3. Meehl’s criticism. Many accept the Popperian standpoint:

The more stringent and precise is the test of a discrepancy between H and data, the better H is corroborated when no such discrepancy is found. H is NOT assigned a probability, but it’s corroborated.

Their complaint (emphasized by Meehl) is this: Suppose a test of a null hypothesis (no effect) Ho is highly precise or powerful. And suppose (statistically) falsifying Ho is taken to corroborate or support a substantive H’ (which would “explain” x). Then, the highly precise test will make it easier to find support for H’. This is at odds with Popper.

Indeed! And it is also at odds with statistical tests. If you insist these are N-P tests, fine.

If you seek to infer H’, you must stringently probe flaws of H’! You are entitled to infer H’ only if you’ve stringently probed how H’ may be wrong, and didn’t find any flaws.

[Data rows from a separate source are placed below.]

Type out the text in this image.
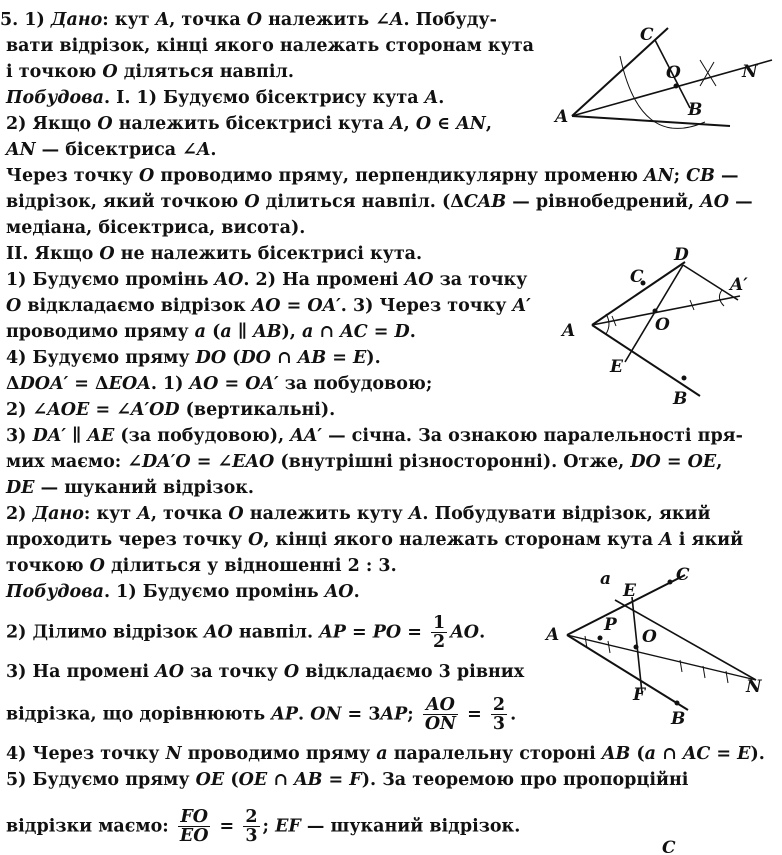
5. 1) Дано: кут A, точка O належить ∠A. Побуду-
вати відрізок, кінці якого належать сторонам кута
і точкою O діляться навпіл.
Побудова. I. 1) Будуємо бісектрису кута A.
2) Якщо O належить бісектрисі кута A, O ∈ AN,
AN — бісектриса ∠A.
Через точку O проводимо пряму, перпендикулярну променю AN; CB —
відрізок, який точкою O ділиться навпіл. (ΔCAB — рівнобедрений, AO —
медіана, бісектриса, висота).
II. Якщо O не належить бісектрисі кута.
1) Будуємо промінь AO. 2) На промені AO за точку
O відкладаємо відрізок AO = OA′. 3) Через точку A′
проводимо пряму a (a ∥ AB), a ∩ AC = D.
4) Будуємо пряму DO (DO ∩ AB = E).
ΔDOA′ = ΔEOA. 1) AO = OA′ за побудовою;
2) ∠AOE = ∠A′OD (вертикальні).
3) DA′ ∥ AE (за побудовою), AA′ — січна. За ознакою паралельності пря-
мих маємо: ∠DA′O = ∠EAO (внутрішні різносторонні). Отже, DO = OE,
DE — шуканий відрізок.
2) Дано: кут A, точка O належить куту A. Побудувати відрізок, який
проходить через точку O, кінці якого належать сторонам кута A і який
точкою O ділиться у відношенні 2 : 3.
Побудова. 1) Будуємо промінь AO.
2) Ділимо відрізок AO навпіл. AP = PO = $\frac{1}{2}$ AO.
3) На промені AO за точку O відкладаємо 3 рівних
відрізка, що дорівнюють AP. ON = 3AP; $\frac{AO}{ON} = \frac{2}{3}$ .
4) Через точку N проводимо пряму a паралельну стороні AB (a ∩ AC = E).
5) Будуємо пряму OE (OE ∩ AB = F). За теоремою про пропорційні
відрізки маємо: $\frac{FO}{EO} = \frac{2}{3}$ ; EF — шуканий відрізок.
C
A
O	N
B
D
C	A′
A	O
E
B
a
E
C
A	P
O
N
F
B
C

Corroboration comes from FAILING TO FALSIFY H’, i.e., from H’ surviving.

Meehl was describing a fallacious use of tests.

4. Popper’s criticism of fallacious uses of significance tests. Rejecting a null hypothesis Ho (of no effect) might entitle you to infer the existence of a genuine discrepancy from Ho. Call that inference e. So long as many explanations for e exist—e underdetermines its explanation. But the corroboration or severity requirement blocks inferring any particular explanation H’. So do statistical tests! Moving from statistical effect e to a particular explanation of e, when that explanation hasn’t been well probed, is a fallacy of significance tests! It is permitted by Carnapian or other B-boost accounts. That was Popper’s criticism.

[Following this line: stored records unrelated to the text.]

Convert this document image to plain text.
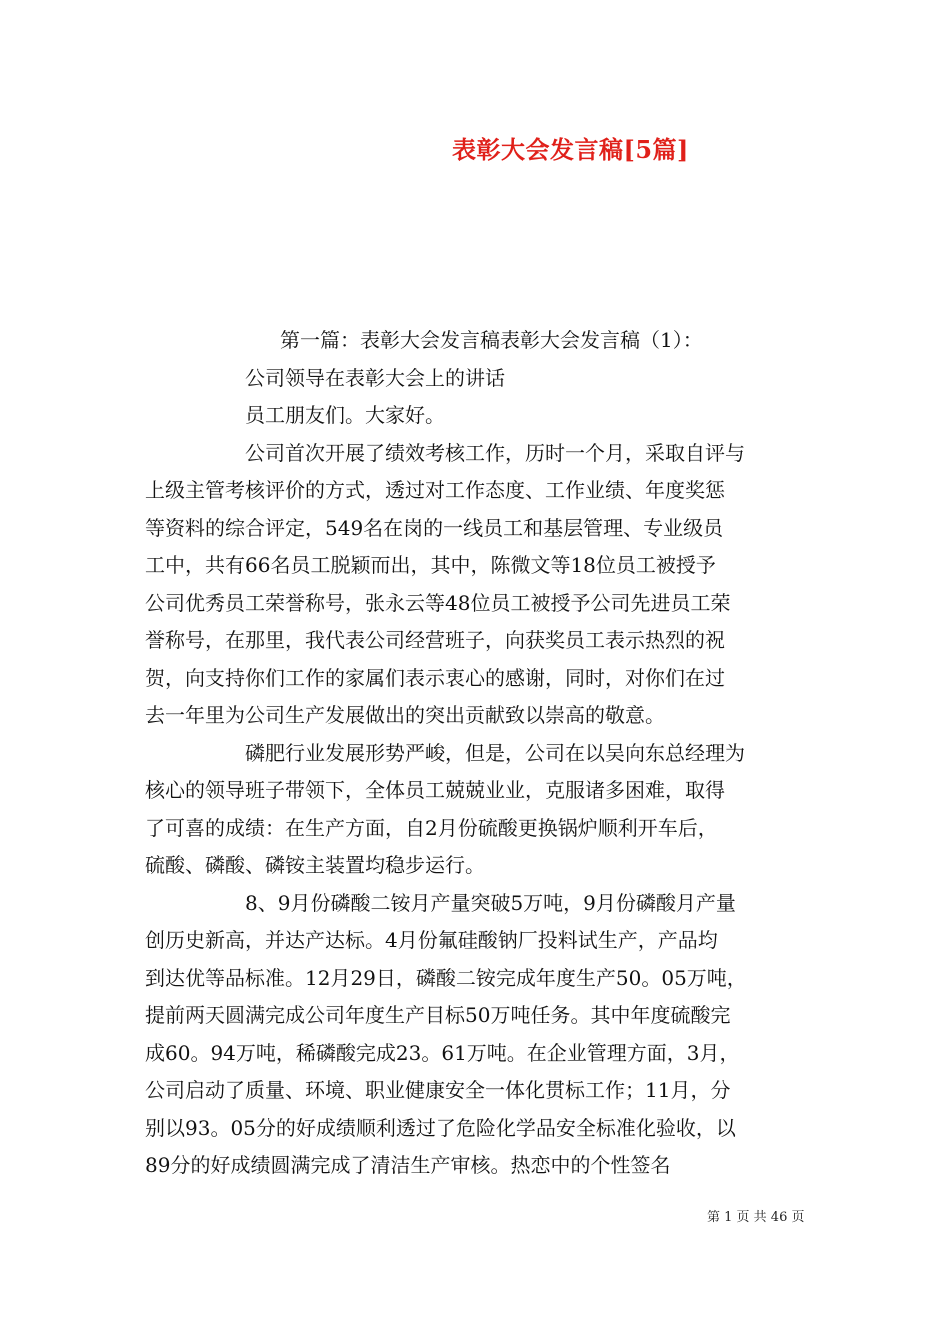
表彰大会发言稿[5篇]

第一篇：表彰大会发言稿表彰大会发言稿（1）：

公司领导在表彰大会上的讲话

员工朋友们。大家好。

公司首次开展了绩效考核工作，历时一个月，采取自评与
上级主管考核评价的方式，透过对工作态度、工作业绩、年度奖惩
等资料的综合评定，549名在岗的一线员工和基层管理、专业级员
工中，共有66名员工脱颖而出，其中，陈微文等18位员工被授予
公司优秀员工荣誉称号，张永云等48位员工被授予公司先进员工荣
誉称号，在那里，我代表公司经营班子，向获奖员工表示热烈的祝
贺，向支持你们工作的家属们表示衷心的感谢，同时，对你们在过
去一年里为公司生产发展做出的突出贡献致以崇高的敬意。
磷肥行业发展形势严峻，但是，公司在以吴向东总经理为
核心的领导班子带领下，全体员工兢兢业业，克服诸多困难，取得
了可喜的成绩：在生产方面，自2月份硫酸更换锅炉顺利开车后，
硫酸、磷酸、磷铵主装置均稳步运行。
8、9月份磷酸二铵月产量突破5万吨，9月份磷酸月产量
创历史新高，并达产达标。4月份氟硅酸钠厂投料试生产，产品均
到达优等品标准。12月29日，磷酸二铵完成年度生产50。05万吨，
提前两天圆满完成公司年度生产目标50万吨任务。其中年度硫酸完
成60。94万吨，稀磷酸完成23。61万吨。在企业管理方面，3月，
公司启动了质量、环境、职业健康安全一体化贯标工作；11月，分
别以93。05分的好成绩顺利透过了危险化学品安全标准化验收，以
89分的好成绩圆满完成了清洁生产审核。热恋中的个性签名

第 1 页 共 46 页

Does that mean you can never corroborate a hypothesis H’? No! It means you need to actually test H’ before you can corroborate it! It means you shouldn’t settle for a report that says it’s OK to infer H’ so long as H’ is more probable than Ho, nor that H’ is more likely than Ho. Those inference methods do not yield corroboration, but only a claim of comparative fit: H’ “explains” the data better than does Ho. That might be interesting to know, but doesn’t go very far. Not so long as there are zillions of other hypotheses that also agree with the data, but which haven’t been probed at all. They haven’t been ruled out in the slightest.

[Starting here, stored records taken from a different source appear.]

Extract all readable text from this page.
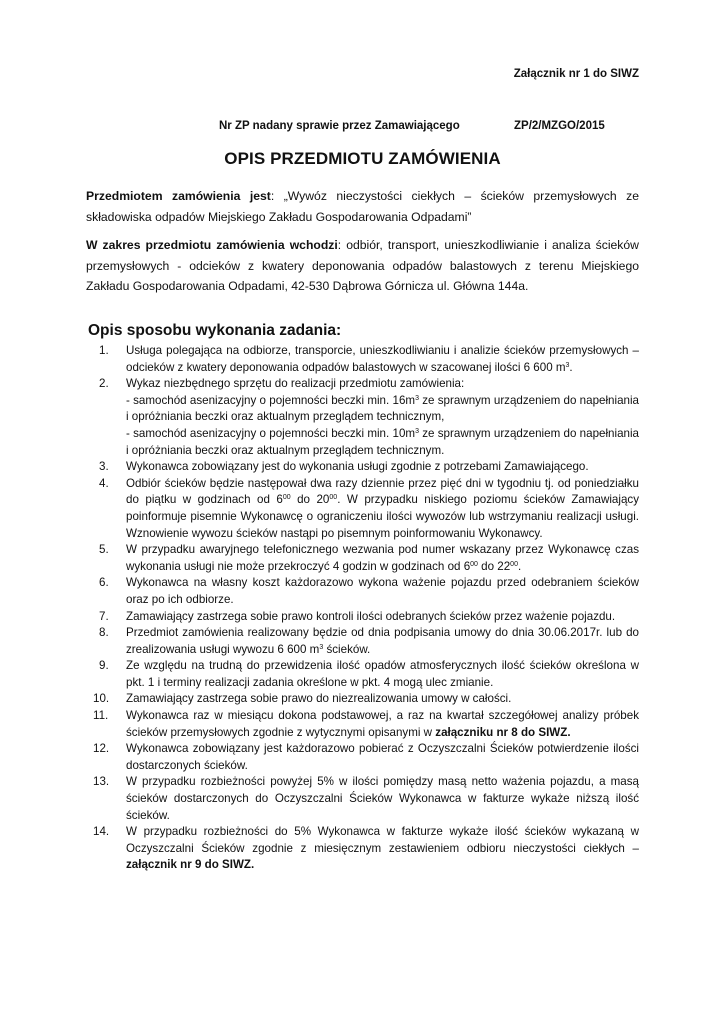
Załącznik nr 1 do SIWZ
Nr ZP nadany sprawie przez Zamawiającego	ZP/2/MZGO/2015
OPIS PRZEDMIOTU ZAMÓWIENIA
Przedmiotem zamówienia jest: „Wywóz nieczystości ciekłych – ścieków przemysłowych ze składowiska odpadów Miejskiego Zakładu Gospodarowania Odpadami”
W zakres przedmiotu zamówienia wchodzi: odbiór, transport, unieszkodliwianie i analiza ścieków przemysłowych - odcieków z kwatery deponowania odpadów balastowych z terenu Miejskiego Zakładu Gospodarowania Odpadami, 42-530 Dąbrowa Górnicza ul. Główna 144a.
Opis sposobu wykonania zadania:
1. Usługa polegająca na odbiorze, transporcie, unieszkodliwianiu i analizie ścieków przemysłowych – odcieków z kwatery deponowania odpadów balastowych w szacowanej ilości 6 600 $m^3$.
2. Wykaz niezbędnego sprzętu do realizacji przedmiotu zamówienia:
- samochód asenizacyjny o pojemności beczki min. $16m^3$ ze sprawnym urządzeniem do napełniania i opróżniania beczki oraz aktualnym przeglądem technicznym,
- samochód asenizacyjny o pojemności beczki min. $10m^3$ ze sprawnym urządzeniem do napełniania i opróżniania beczki oraz aktualnym przeglądem technicznym.
3. Wykonawca zobowiązany jest do wykonania usługi zgodnie z potrzebami Zamawiającego.
4. Odbiór ścieków będzie następował dwa razy dziennie przez pięć dni w tygodniu tj. od poniedziałku do piątku w godzinach od $6^{00}$ do $20^{00}$. W przypadku niskiego poziomu ścieków Zamawiający poinformuje pisemnie Wykonawcę o ograniczeniu ilości wywozów lub wstrzymaniu realizacji usługi. Wznowienie wywozu ścieków nastąpi po pisemnym poinformowaniu Wykonawcy.
5. W przypadku awaryjnego telefonicznego wezwania pod numer wskazany przez Wykonawcę czas wykonania usługi nie może przekroczyć 4 godzin w godzinach od $6^{00}$ do $22^{00}$.
6. Wykonawca na własny koszt każdorazowo wykona ważenie pojazdu przed odebraniem ścieków oraz po ich odbiorze.
7. Zamawiający zastrzega sobie prawo kontroli ilości odebranych ścieków przez ważenie pojazdu.
8. Przedmiot zamówienia realizowany będzie od dnia podpisania umowy do dnia 30.06.2017r. lub do zrealizowania usługi wywozu 6 600 $m^3$ ścieków.
9. Ze względu na trudną do przewidzenia ilość opadów atmosferycznych ilość ścieków określona w pkt. 1 i terminy realizacji zadania określone w pkt. 4 mogą ulec zmianie.
10. Zamawiający zastrzega sobie prawo do niezrealizowania umowy w całości.
11. Wykonawca raz w miesiącu dokona podstawowej, a raz na kwartał szczegółowej analizy próbek ścieków przemysłowych zgodnie z wytycznymi opisanymi w załączniku nr 8 do SIWZ.
12. Wykonawca zobowiązany jest każdorazowo pobierać z Oczyszczalni Ścieków potwierdzenie ilości dostarczonych ścieków.
13. W przypadku rozbieżności powyżej 5% w ilości pomiędzy masą netto ważenia pojazdu, a masą ścieków dostarczonych do Oczyszczalni Ścieków Wykonawca w fakturze wykaże niższą ilość ścieków.
14. W przypadku rozbieżności do 5% Wykonawca w fakturze wykaże ilość ścieków wykazaną w Oczyszczalni Ścieków zgodnie z miesięcznym zestawieniem odbioru nieczystości ciekłych – załącznik nr 9 do SIWZ.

5. Corroborating H’. Nor does highly corroborating H’ require listing all the possible alternatives to it. Scientists don’t do that. Inference proceeds in stages. H’ may describe an explanation at a certain level of approximation. For example, we don’t have a full theory of prion transmission (in cases of diseases like mad cow), but we can infer, with severity, a theory H’ that explains the transmission by protein misfolding, without DNA. We’ve rejected, with severity, the denial of H’ and learned this much about the mechanism.

In my view, an inference account must also report on what hasn’t been well probed–that’s the source of insights for going further and building higher level theories.